The winged lion at the sixtieth position — who makes the abstract and the practical inseparable, teaching philosophy and handicrafts in the same breath as a single unified knowledge.
Vapula appears as a lion with gryphon's wings — the fully leonine form elevated by the dual-sovereignty wings that have appeared across the catalogue on Sitri, Marchosias, Glasya-Labolas and Haagenti. Each time the gryphon wings appear, they connect an earthbound animal to the aerial domain, giving flight to what was grounded, adding celestial reach to terrestrial force. On Vapula's lion, the gryphon wings are the wings of the philosopher-craftsman — the thinker who can rise above the material problem to see it whole, and then return to work the material with hands that know what the elevated view revealed.
The lion at the sixtieth position occupies a numerically charged location. Sixty is the Babylonian base number — the number of seconds in a minute, minutes in an hour, degrees in a sixth of the circle — the number by which all celestial measurement proceeds. As the sixtieth spirit, Vapula stands at the complete Babylonian cycle: the number that governs how time and space are measured, the base from which all astronomical calculation begins. The winged lion at the complete cycle is the spirit whose teaching encompasses the complete range from the most abstract (philosophy) to the most concrete (handicrafts), from the theoretical apex to the practical ground.
The gryphon wings on the lion also recall the Evangelist symbol of Mark — the winged lion of the second Gospel, the creature that represents the royal dignity of Christ's mission and the power of the divine message that sweeps through the world. Vapula's winged lion carries this ecclesiastical heritage: the knowledge he transmits has the authority of a being who combines the lion's earthly sovereignty with the eagle's aerial perspective, the royal ground-level power with the bird's capacity to see the whole.
Vapula holds one power of unusual breadth: he makes men learned and expert in all sciences, philosophy, and all handicrafts. The combination of abstract sciences and philosophy with practical handicrafts — the arts of the hand as well as the arts of the mind — is uniquely comprehensive in the Goetia's knowledge-teaching spirits. Where most spirits teach the liberal arts, Vapula explicitly includes the practical crafts that the liberal arts curriculum often excluded.
The pairing of philosophy with handicrafts is the pairing that the ancient world identified as the complete education: the trivium and quadrivium of the liberal arts (for the mind) alongside the artes mechanicae (for the hand). In medieval educational theory, the seven liberal arts and the seven mechanical arts formed the complete curriculum of human capability — theory and practice as a single system rather than a hierarchy in which theory was superior.
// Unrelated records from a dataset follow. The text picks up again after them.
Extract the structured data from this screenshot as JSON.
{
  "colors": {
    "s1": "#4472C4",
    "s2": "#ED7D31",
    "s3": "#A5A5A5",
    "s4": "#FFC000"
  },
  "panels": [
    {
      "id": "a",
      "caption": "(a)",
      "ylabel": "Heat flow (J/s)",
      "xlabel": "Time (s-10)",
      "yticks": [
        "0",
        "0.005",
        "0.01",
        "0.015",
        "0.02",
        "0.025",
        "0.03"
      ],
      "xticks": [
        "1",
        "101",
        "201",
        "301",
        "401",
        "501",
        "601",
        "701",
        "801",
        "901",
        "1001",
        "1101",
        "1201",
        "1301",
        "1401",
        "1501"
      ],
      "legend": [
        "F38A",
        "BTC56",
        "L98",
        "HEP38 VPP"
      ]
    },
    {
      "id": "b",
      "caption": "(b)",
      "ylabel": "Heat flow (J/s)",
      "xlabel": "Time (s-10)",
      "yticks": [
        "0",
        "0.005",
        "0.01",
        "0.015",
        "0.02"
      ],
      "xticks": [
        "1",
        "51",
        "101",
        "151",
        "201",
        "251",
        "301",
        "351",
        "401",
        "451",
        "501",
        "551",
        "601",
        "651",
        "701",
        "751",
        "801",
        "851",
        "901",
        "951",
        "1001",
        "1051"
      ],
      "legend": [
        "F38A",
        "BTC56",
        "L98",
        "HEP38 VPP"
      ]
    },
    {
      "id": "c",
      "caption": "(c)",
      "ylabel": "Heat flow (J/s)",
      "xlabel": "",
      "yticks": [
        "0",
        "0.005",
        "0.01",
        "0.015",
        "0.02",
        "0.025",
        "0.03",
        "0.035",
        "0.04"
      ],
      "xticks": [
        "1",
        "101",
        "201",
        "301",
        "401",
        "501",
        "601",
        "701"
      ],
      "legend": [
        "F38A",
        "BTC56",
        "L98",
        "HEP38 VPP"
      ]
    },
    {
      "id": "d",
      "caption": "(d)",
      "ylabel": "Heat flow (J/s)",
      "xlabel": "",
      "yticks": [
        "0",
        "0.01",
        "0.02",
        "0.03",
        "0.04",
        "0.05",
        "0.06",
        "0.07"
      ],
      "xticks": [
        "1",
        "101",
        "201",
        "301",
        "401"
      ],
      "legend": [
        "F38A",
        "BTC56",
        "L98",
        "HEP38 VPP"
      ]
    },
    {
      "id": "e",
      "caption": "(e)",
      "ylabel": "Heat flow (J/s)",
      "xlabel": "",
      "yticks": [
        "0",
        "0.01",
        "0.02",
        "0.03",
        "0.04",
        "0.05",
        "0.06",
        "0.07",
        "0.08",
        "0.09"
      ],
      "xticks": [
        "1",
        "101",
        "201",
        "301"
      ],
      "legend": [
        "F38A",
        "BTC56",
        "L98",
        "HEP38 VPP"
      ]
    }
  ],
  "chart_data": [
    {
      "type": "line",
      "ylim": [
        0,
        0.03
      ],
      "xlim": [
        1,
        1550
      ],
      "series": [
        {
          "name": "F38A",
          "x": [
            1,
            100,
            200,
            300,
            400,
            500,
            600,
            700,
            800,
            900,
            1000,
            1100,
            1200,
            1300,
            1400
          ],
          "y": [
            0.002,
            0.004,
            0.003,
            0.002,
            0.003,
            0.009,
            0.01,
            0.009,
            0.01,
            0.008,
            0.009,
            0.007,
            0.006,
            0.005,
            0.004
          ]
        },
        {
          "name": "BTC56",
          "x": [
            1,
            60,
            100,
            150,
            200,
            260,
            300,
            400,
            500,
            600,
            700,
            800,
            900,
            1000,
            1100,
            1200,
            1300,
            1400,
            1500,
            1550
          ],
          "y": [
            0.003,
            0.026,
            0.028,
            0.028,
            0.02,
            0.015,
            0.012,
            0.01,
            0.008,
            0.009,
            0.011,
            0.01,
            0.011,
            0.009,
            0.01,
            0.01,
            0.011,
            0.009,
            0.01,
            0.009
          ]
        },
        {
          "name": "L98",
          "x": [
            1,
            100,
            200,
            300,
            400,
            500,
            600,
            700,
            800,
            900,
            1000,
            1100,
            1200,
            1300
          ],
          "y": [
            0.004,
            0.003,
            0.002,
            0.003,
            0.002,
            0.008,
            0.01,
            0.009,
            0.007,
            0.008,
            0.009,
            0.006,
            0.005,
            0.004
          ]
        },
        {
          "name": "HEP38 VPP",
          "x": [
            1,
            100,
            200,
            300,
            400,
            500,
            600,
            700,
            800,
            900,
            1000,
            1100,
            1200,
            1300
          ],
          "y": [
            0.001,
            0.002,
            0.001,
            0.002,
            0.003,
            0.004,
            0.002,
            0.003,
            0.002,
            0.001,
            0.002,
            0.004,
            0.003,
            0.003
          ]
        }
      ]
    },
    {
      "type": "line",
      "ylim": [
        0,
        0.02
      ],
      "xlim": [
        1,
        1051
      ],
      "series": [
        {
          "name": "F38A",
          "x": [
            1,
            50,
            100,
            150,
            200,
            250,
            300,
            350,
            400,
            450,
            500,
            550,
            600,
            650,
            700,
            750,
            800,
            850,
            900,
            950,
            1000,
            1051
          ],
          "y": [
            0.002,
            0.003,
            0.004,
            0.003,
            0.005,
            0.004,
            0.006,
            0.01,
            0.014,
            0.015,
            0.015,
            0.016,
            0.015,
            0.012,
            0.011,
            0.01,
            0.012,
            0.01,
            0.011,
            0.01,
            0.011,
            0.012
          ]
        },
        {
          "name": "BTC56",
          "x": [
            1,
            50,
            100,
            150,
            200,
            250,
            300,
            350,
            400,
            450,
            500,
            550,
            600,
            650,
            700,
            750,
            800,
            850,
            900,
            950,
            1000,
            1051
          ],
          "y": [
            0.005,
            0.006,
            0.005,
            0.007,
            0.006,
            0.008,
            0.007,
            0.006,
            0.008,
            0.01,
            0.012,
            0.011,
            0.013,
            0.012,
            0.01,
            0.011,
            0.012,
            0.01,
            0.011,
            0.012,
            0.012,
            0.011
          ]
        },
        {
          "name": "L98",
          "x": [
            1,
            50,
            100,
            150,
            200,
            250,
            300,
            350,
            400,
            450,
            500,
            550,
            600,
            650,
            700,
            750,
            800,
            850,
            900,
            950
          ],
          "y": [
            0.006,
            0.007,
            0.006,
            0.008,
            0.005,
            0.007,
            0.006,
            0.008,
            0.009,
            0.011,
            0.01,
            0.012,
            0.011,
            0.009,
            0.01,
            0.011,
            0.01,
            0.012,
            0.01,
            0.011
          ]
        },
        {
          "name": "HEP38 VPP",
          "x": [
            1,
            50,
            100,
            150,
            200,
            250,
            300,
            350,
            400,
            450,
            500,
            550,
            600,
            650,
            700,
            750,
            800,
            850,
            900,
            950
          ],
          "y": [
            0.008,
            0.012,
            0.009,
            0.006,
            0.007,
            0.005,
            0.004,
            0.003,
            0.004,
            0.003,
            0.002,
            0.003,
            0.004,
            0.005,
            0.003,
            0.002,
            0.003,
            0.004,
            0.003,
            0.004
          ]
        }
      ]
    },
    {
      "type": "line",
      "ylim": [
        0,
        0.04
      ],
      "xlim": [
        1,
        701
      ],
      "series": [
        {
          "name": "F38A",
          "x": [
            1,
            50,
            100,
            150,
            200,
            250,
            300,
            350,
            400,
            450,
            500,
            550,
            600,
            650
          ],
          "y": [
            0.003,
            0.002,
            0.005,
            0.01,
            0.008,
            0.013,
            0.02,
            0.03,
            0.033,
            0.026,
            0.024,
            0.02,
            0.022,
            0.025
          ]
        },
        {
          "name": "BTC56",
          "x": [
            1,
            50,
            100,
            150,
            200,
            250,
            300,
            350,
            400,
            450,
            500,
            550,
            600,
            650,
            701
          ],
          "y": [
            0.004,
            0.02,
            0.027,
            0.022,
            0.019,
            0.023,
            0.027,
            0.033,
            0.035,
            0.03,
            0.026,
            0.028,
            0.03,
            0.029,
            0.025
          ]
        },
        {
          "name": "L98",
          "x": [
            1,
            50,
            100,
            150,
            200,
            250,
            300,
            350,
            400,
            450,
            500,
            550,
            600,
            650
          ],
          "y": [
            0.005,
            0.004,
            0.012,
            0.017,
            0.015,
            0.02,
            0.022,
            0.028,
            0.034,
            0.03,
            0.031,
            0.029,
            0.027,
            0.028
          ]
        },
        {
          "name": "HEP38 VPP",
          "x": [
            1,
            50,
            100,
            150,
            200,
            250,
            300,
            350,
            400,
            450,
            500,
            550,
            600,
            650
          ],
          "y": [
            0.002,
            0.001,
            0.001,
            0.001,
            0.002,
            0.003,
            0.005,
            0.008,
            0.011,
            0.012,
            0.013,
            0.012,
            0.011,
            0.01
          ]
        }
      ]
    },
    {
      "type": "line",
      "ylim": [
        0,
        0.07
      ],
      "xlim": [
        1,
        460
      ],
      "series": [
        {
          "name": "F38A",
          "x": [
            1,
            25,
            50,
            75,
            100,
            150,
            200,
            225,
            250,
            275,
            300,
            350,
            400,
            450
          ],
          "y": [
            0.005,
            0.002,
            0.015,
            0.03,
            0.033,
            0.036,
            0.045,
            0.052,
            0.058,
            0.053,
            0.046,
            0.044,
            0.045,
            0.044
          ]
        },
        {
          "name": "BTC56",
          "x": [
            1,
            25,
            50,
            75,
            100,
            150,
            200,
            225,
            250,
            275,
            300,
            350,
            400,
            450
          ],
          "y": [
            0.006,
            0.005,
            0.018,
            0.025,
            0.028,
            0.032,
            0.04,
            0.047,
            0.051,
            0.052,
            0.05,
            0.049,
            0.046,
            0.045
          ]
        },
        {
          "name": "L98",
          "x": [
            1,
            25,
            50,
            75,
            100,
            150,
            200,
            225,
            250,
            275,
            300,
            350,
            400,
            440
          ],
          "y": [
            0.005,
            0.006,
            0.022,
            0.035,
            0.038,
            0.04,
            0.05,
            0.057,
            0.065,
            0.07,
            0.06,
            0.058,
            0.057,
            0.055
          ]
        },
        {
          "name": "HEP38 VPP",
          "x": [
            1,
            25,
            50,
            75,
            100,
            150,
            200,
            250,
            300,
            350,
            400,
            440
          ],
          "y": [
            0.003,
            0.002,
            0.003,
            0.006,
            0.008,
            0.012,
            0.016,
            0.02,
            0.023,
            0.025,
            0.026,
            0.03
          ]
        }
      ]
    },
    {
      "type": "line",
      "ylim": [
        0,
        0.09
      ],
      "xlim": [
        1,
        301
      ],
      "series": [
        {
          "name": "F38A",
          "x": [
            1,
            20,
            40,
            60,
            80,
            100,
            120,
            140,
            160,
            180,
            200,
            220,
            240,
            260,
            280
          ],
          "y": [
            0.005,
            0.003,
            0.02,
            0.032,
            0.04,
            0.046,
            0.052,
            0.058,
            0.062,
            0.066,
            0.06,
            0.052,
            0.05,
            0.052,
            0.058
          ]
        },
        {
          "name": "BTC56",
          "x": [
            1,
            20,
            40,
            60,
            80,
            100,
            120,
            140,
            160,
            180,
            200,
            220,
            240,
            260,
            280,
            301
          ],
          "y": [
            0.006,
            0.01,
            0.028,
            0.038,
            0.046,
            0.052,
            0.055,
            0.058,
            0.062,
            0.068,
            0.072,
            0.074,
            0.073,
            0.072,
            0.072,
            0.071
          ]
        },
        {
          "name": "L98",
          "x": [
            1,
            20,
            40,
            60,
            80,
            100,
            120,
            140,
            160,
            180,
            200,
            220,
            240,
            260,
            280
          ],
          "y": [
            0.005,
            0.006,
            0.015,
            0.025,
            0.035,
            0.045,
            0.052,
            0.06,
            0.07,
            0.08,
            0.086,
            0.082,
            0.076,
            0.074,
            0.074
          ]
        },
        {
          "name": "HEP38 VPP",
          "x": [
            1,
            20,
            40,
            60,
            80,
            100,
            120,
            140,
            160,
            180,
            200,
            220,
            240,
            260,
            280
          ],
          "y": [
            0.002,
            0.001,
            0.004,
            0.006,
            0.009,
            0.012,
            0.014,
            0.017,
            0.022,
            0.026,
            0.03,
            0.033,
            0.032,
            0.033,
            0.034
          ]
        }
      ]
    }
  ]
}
Vapula teaches both simultaneously: the winged lion who thinks and makes, who rises to see the whole and returns to work the part.
The philosophical tradition that most closely parallels Vapula's dual domain is the Aristotelian — specifically Aristotle's insistence that knowledge of causes (the philosophical) and knowledge of how to produce effects (the practical) belong to the same unified understanding. The craftsman who knows why wood bends as it does can work wood with an authority that the craftsman who merely knows how cannot match. Vapula's philosophy and handicrafts are one knowledge in two registers: the same understanding expressed through the mind's reasoning and the hand's skill.
Sixty as a base number is not merely a historical curiosity — it reflects a genuine mathematical insight that the ancient Babylonians understood and that modern timekeeping still uses. Sixty is the smallest number divisible by 1, 2, 3, 4, 5, and 6 simultaneously. This extraordinary divisibility makes sixty the most harmonically flexible number available for measurement: it can be divided into halves, thirds, quarters, fifths and sixths without remainder, which is why the hour has sixty minutes and the minute sixty seconds — no other number below 360 accommodates all these divisions so cleanly.
Vapula at sixty stands at this number of maximal harmonic divisibility: the spirit who teaches both philosophy and handicrafts is himself at the position of maximum flexibility, the spirit whose domain accommodates the most diverse range of human capabilities without forcing any into a remainder category. He teaches what can be divided into every useful fraction of human skill — abstract and practical, theoretical and applied, mental and manual — the complete divisible sixty of human knowledge.
The name Vapula (also rendered as Naphula in some manuscript traditions) has uncertain etymology. Some researchers have proposed connections to Latin vapulo (to be beaten or flogged) — an etymology that might connect to the manual labour of the craftsman, or to the pedagogical traditions of the ancient world in which physical discipline was considered part of learning. Others have suggested the two names (Vapula and Naphula) represent two separate manuscript traditions for a name whose original form resisted stable Latin rendering.
Vapula is invoked by those who seek the integration of theoretical and practical knowledge — the philosopher who wants to make things as well as think them, the craftsman who wants to understand why the material behaves as it does as well as how to work it. The winged lion at the sixtieth position, the position of the Babylonian complete cycle, offers the most harmonically complete curriculum in the Goetia: from the highest philosophical abstraction to the most grounded manual skill, the full sixty-divisible range of what a human being can know and do.